If your 3D fighting game has float combos and varying terrain, this will always, always happen. That's why Virtua Fighter threw this idea out after the third game, and Tekken did so after the fourth. That's why 3D fighting games all have flat floors.
There's no particular point to these stories. I was just thinking about DOA2, I figured not a lot of folks were playing it seriously back then, and in retrospect it was a really weird game. Further, some of the things that gave the game its flavor were objectively bad design decisions. I've no desire to go back to a DOA game, but it was there at the right time and it was fun. Back then, I considered my job done when I caused a major tourney champion to absolutely lose his mind, screaming "don't you know who I am?" at me over the mic for what was at least half an hour as we fought. I wasn't even winning more than he was: he was flying off the handle because I was winning any matches at all! I gotta say, pretty much all my "you did it Dave!" fighter achievements involve my opponent pitching a fit...
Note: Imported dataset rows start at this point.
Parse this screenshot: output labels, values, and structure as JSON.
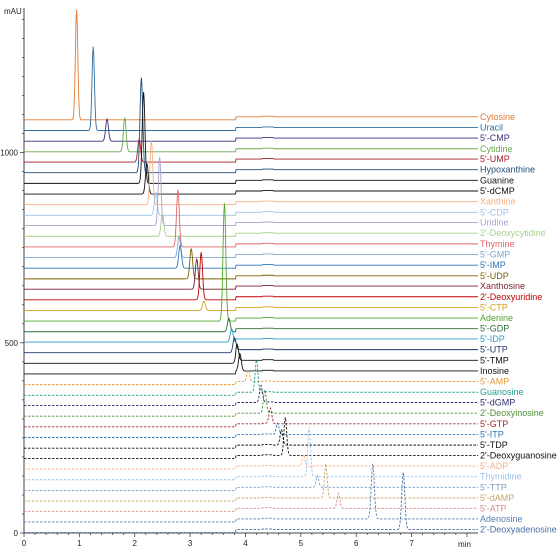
{
  "chart_data": {
    "type": "line",
    "title": "",
    "xlabel": "min",
    "ylabel": "mAU",
    "xlim": [
      0,
      8.2
    ],
    "ylim": [
      0,
      1380
    ],
    "x_ticks": [
      0,
      1,
      2,
      3,
      4,
      5,
      6,
      7
    ],
    "y_ticks": [
      0,
      500,
      1000
    ],
    "x_tick_labels": [
      "0",
      "1",
      "2",
      "3",
      "4",
      "5",
      "6",
      "7"
    ],
    "y_tick_labels": [
      "0",
      "500",
      "1000"
    ],
    "series": [
      {
        "name": "Cytosine",
        "color": "#e07b39",
        "dashed": false,
        "baseline": 1086,
        "peaks": [
          {
            "x": 0.95,
            "h": 290,
            "w": 0.022
          }
        ]
      },
      {
        "name": "Uracil",
        "color": "#2f6f9f",
        "dashed": false,
        "baseline": 1058,
        "peaks": [
          {
            "x": 1.25,
            "h": 220,
            "w": 0.022
          }
        ]
      },
      {
        "name": "5'-CMP",
        "color": "#3b2f7f",
        "dashed": false,
        "baseline": 1030,
        "peaks": [
          {
            "x": 1.5,
            "h": 58,
            "w": 0.025
          }
        ]
      },
      {
        "name": "Cytidine",
        "color": "#6aa84f",
        "dashed": false,
        "baseline": 1002,
        "peaks": [
          {
            "x": 1.82,
            "h": 90,
            "w": 0.025
          }
        ]
      },
      {
        "name": "5'-UMP",
        "color": "#a61c2a",
        "dashed": false,
        "baseline": 975,
        "peaks": [
          {
            "x": 2.08,
            "h": 60,
            "w": 0.025
          }
        ]
      },
      {
        "name": "Hypoxanthine",
        "color": "#1f4e79",
        "dashed": false,
        "baseline": 947,
        "peaks": [
          {
            "x": 2.12,
            "h": 250,
            "w": 0.025
          }
        ]
      },
      {
        "name": "Guanine",
        "color": "#111111",
        "dashed": false,
        "baseline": 919,
        "peaks": [
          {
            "x": 2.16,
            "h": 240,
            "w": 0.025
          }
        ]
      },
      {
        "name": "5'-dCMP",
        "color": "#111111",
        "dashed": false,
        "baseline": 891,
        "peaks": [
          {
            "x": 2.22,
            "h": 80,
            "w": 0.025
          }
        ]
      },
      {
        "name": "Xanthine",
        "color": "#f4b183",
        "dashed": false,
        "baseline": 863,
        "peaks": [
          {
            "x": 2.3,
            "h": 170,
            "w": 0.025
          }
        ]
      },
      {
        "name": "5'-CDP",
        "color": "#9dc3e6",
        "dashed": false,
        "baseline": 835,
        "peaks": [
          {
            "x": 2.38,
            "h": 60,
            "w": 0.025
          }
        ]
      },
      {
        "name": "Uridine",
        "color": "#a9a3c9",
        "dashed": false,
        "baseline": 808,
        "peaks": [
          {
            "x": 2.45,
            "h": 180,
            "w": 0.025
          }
        ]
      },
      {
        "name": "2'-Deoxycytidine",
        "color": "#a9d18e",
        "dashed": false,
        "baseline": 780,
        "peaks": [
          {
            "x": 2.5,
            "h": 60,
            "w": 0.025
          }
        ]
      },
      {
        "name": "Thymine",
        "color": "#e06666",
        "dashed": false,
        "baseline": 752,
        "peaks": [
          {
            "x": 2.78,
            "h": 150,
            "w": 0.025
          }
        ]
      },
      {
        "name": "5'-GMP",
        "color": "#7ea6d0",
        "dashed": false,
        "baseline": 724,
        "peaks": [
          {
            "x": 2.8,
            "h": 55,
            "w": 0.025
          }
        ]
      },
      {
        "name": "5'-IMP",
        "color": "#2e75b6",
        "dashed": false,
        "baseline": 696,
        "peaks": [
          {
            "x": 2.82,
            "h": 60,
            "w": 0.025
          }
        ]
      },
      {
        "name": "5'-UDP",
        "color": "#7f6000",
        "dashed": false,
        "baseline": 668,
        "peaks": [
          {
            "x": 3.02,
            "h": 80,
            "w": 0.025
          }
        ]
      },
      {
        "name": "Xanthosine",
        "color": "#7b1f2f",
        "dashed": false,
        "baseline": 641,
        "peaks": [
          {
            "x": 3.12,
            "h": 80,
            "w": 0.025
          }
        ]
      },
      {
        "name": "2'-Deoxyuridine",
        "color": "#c00000",
        "dashed": false,
        "baseline": 613,
        "peaks": [
          {
            "x": 3.2,
            "h": 125,
            "w": 0.025
          }
        ]
      },
      {
        "name": "5'-CTP",
        "color": "#d4a017",
        "dashed": false,
        "baseline": 585,
        "peaks": [
          {
            "x": 3.25,
            "h": 25,
            "w": 0.025
          }
        ]
      },
      {
        "name": "Adenine",
        "color": "#4ea72e",
        "dashed": false,
        "baseline": 557,
        "peaks": [
          {
            "x": 3.62,
            "h": 310,
            "w": 0.025
          }
        ]
      },
      {
        "name": "5'-GDP",
        "color": "#2f6b3a",
        "dashed": false,
        "baseline": 529,
        "peaks": [
          {
            "x": 3.7,
            "h": 35,
            "w": 0.025
          }
        ]
      },
      {
        "name": "5'-IDP",
        "color": "#2e9bc7",
        "dashed": false,
        "baseline": 502,
        "peaks": [
          {
            "x": 3.75,
            "h": 35,
            "w": 0.025
          }
        ]
      },
      {
        "name": "5'-UTP",
        "color": "#1f3864",
        "dashed": false,
        "baseline": 474,
        "peaks": [
          {
            "x": 3.8,
            "h": 40,
            "w": 0.025
          }
        ]
      },
      {
        "name": "5'-TMP",
        "color": "#111111",
        "dashed": false,
        "baseline": 446,
        "peaks": [
          {
            "x": 3.85,
            "h": 42,
            "w": 0.025
          }
        ]
      },
      {
        "name": "Inosine",
        "color": "#111111",
        "dashed": false,
        "baseline": 418,
        "peaks": [
          {
            "x": 3.9,
            "h": 45,
            "w": 0.025
          }
        ]
      },
      {
        "name": "5'-AMP",
        "color": "#e59a3b",
        "dashed": true,
        "baseline": 390,
        "peaks": [
          {
            "x": 4.05,
            "h": 30,
            "w": 0.025
          }
        ]
      },
      {
        "name": "Guanosine",
        "color": "#2a9d8f",
        "dashed": true,
        "baseline": 362,
        "peaks": [
          {
            "x": 4.2,
            "h": 85,
            "w": 0.025
          }
        ]
      },
      {
        "name": "5'-dGMP",
        "color": "#2f2f6f",
        "dashed": true,
        "baseline": 335,
        "peaks": [
          {
            "x": 4.28,
            "h": 45,
            "w": 0.025
          }
        ]
      },
      {
        "name": "2'-Deoxyinosine",
        "color": "#4e8f3a",
        "dashed": true,
        "baseline": 307,
        "peaks": [
          {
            "x": 4.35,
            "h": 60,
            "w": 0.025
          }
        ]
      },
      {
        "name": "5'-GTP",
        "color": "#9e2a2b",
        "dashed": true,
        "baseline": 279,
        "peaks": [
          {
            "x": 4.45,
            "h": 40,
            "w": 0.025
          }
        ]
      },
      {
        "name": "5'-ITP",
        "color": "#2e75b6",
        "dashed": true,
        "baseline": 251,
        "peaks": [
          {
            "x": 4.58,
            "h": 30,
            "w": 0.025
          }
        ]
      },
      {
        "name": "5'-TDP",
        "color": "#111111",
        "dashed": true,
        "baseline": 223,
        "peaks": [
          {
            "x": 4.65,
            "h": 40,
            "w": 0.025
          }
        ]
      },
      {
        "name": "2'-Deoxyguanosine",
        "color": "#111111",
        "dashed": true,
        "baseline": 196,
        "peaks": [
          {
            "x": 4.72,
            "h": 100,
            "w": 0.025
          }
        ]
      },
      {
        "name": "5'-ADP",
        "color": "#f4b183",
        "dashed": true,
        "baseline": 168,
        "peaks": [
          {
            "x": 5.05,
            "h": 30,
            "w": 0.025
          }
        ]
      },
      {
        "name": "Thymidine",
        "color": "#9dc3e6",
        "dashed": true,
        "baseline": 140,
        "peaks": [
          {
            "x": 5.15,
            "h": 130,
            "w": 0.025
          }
        ]
      },
      {
        "name": "5'-TTP",
        "color": "#7e9ec9",
        "dashed": true,
        "baseline": 112,
        "peaks": [
          {
            "x": 5.3,
            "h": 30,
            "w": 0.025
          }
        ]
      },
      {
        "name": "5'-dAMP",
        "color": "#c9a66b",
        "dashed": true,
        "baseline": 84,
        "peaks": [
          {
            "x": 5.45,
            "h": 90,
            "w": 0.025
          }
        ]
      },
      {
        "name": "5'-ATP",
        "color": "#d98c8c",
        "dashed": true,
        "baseline": 57,
        "peaks": [
          {
            "x": 5.68,
            "h": 40,
            "w": 0.025
          }
        ]
      },
      {
        "name": "Adenosine",
        "color": "#5b7fb5",
        "dashed": true,
        "baseline": 29,
        "peaks": [
          {
            "x": 6.3,
            "h": 145,
            "w": 0.028
          }
        ]
      },
      {
        "name": "2'-Deoxyadenosine",
        "color": "#4a6fa5",
        "dashed": true,
        "baseline": 1,
        "peaks": [
          {
            "x": 6.85,
            "h": 150,
            "w": 0.028
          }
        ]
      }
    ]
  }
}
Is the "don't you know who I am?" incident recorded in another blog post I don't remember? :)
Posted by: rvr67michael | September 12, 2011 at 08:31 PM
Nah, I've never told that story on the blog.
Posted by: David Cabrera | September 13, 2011 at 12:36 AM
This was the game with Tengu as the final boss, right? I remember screwing around with it from time to time on my PS2 when my family first got it, as we didn't really have any other games for it.